Not that anyone was expecting the census to reveal luxuriant staffing levels and a healthy programme of graduate recruitment. As if. Anyone left in a job feels the pain of picking up the slack from a workforce decimated by the recession. Even so, seeing the figures in glorious PowerPoint is unavoidably depressing.

So it's no surprise that all the headlines are focused on the revelations of job losses and a reduced labour market. Even the industry's freelance workforce (which you would have expected to grow as corners were being cut on the payroll) shrunk by 27 per cent.

So, we're leaner. Admit it, we're fitter, too. Let's not pretend there wasn't a fair hunk of flab overhanging agency structures. New efficiencies are in play that will save time and money. Job done, then, for anyone responsible for a balance sheet, meeting budget targets, making money.

But scratch beneath the streamlined surface of the census and you'll find some interesting figures about the age of the industry's remaining workforce. The issue is with the industry's young employees – or the sudden lack of them. Advertising is a young business. Generally, that's a good thing. It's the industry's young recruits who turn into the standard-bearers of the next decade. But the census reveals that the number of adlanders aged under 25 has collapsed, down by over a fifth. If you're looking for reasons, then cost is obviously one. Younger employees might cost less to employ, but they also cost less to make redundant.

So the balance sheets look OK and the older, more experienced employees are picking up the slack. The industry ticks over and comes through the recession. And then what? The timebomb ticks and, in a few years' time, the industry finds itself in the middle of a talent crisis. Disaster.

We're seeing signs of it already. The industry doesn't have enough good chief executives to go round because back in the early Nineties (when, you might remember, there was also a recession), the advertising business stopped recruiting. Almost 20 years later and adland has to deal with the fallout from that short-termism, and businesses – and the industry in general – are suffering.

Actually, there's a solution – and the industry might end up being all the richer for it, though it requires a cultural shift.

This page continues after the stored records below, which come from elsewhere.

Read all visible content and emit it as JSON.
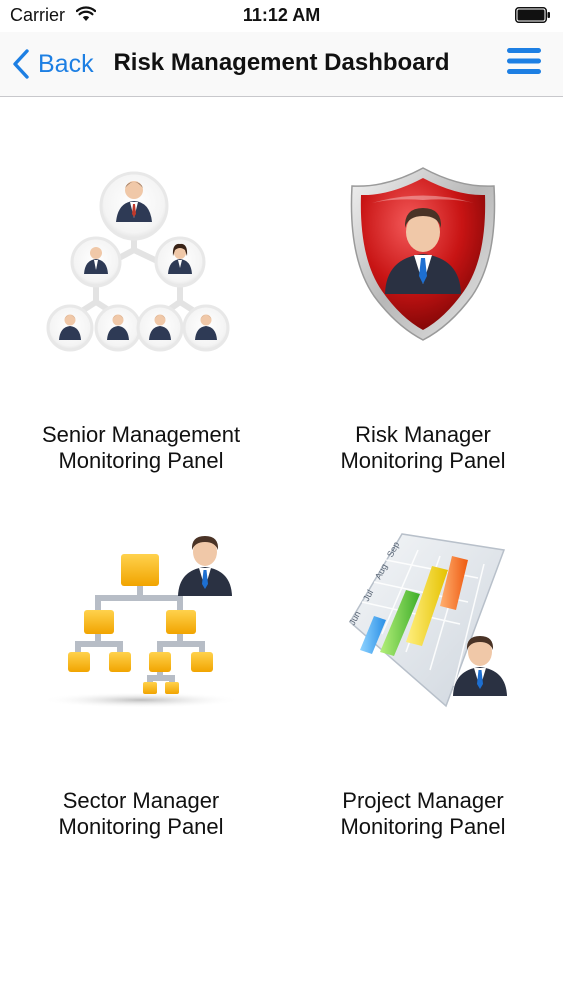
{
  "status_bar": {
    "carrier": "Carrier",
    "time": "11:12 AM"
  },
  "nav": {
    "back_label": "Back",
    "title": "Risk Management Dashboard",
    "accent_color": "#1d7fe3"
  },
  "tiles": [
    {
      "line1": "Senior Management",
      "line2": "Monitoring Panel",
      "icon": "org-hierarchy-people-icon"
    },
    {
      "line1": "Risk Manager",
      "line2": "Monitoring Panel",
      "icon": "shield-manager-icon"
    },
    {
      "line1": "Sector Manager",
      "line2": "Monitoring Panel",
      "icon": "org-chart-manager-icon"
    },
    {
      "line1": "Project Manager",
      "line2": "Monitoring Panel",
      "icon": "gantt-chart-manager-icon"
    }
  ],
  "gantt_months": [
    "Jun",
    "Jul",
    "Aug",
    "Sep"
  ]
}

Whisper it, because it's far from how adland would like to think of itself: perhaps it's time the ad business started to value wisdom and experience and grey hairs a little more. And not just value them – in a quiet, slightly embarrassed way – but champion them.

Yes, the ad industry needs its new recruits, it needs to keep refreshing, nurturing new talent. But there's no doubt that it also needs to recognise that economically and culturally the industry might be stronger in the long-term if people were given a little more time to develop their skills, do some great work and understand a breadth of business issues before they are thrust into the top chair.

And perhaps it's time to recognise that those who choose to simply carry on doing great work, honing their skills and getting to grips with clients' business issues, rather than chasing an agency management role, aren't simply excess to requirements once they hit 50.

Best in show: Nike (AKQA)

Eighteen months after the launch of the App store, you might think that the fad would be passing. Not at all. As mobile phone apps get ever more sophisticated, their popularity continues to grow.

So, not surprisingly, more and more marketers are getting in on the act. Take Nike, which has just launched a very cool new app for its Sportswear brand through AKQA. The app – called True City – is free and gives the user access to a live community of "tastemakers", who report on what's hip and hot right now in six European cities, including London and Berlin. It's all about big brands being useful, rather than just shouting about how great they are.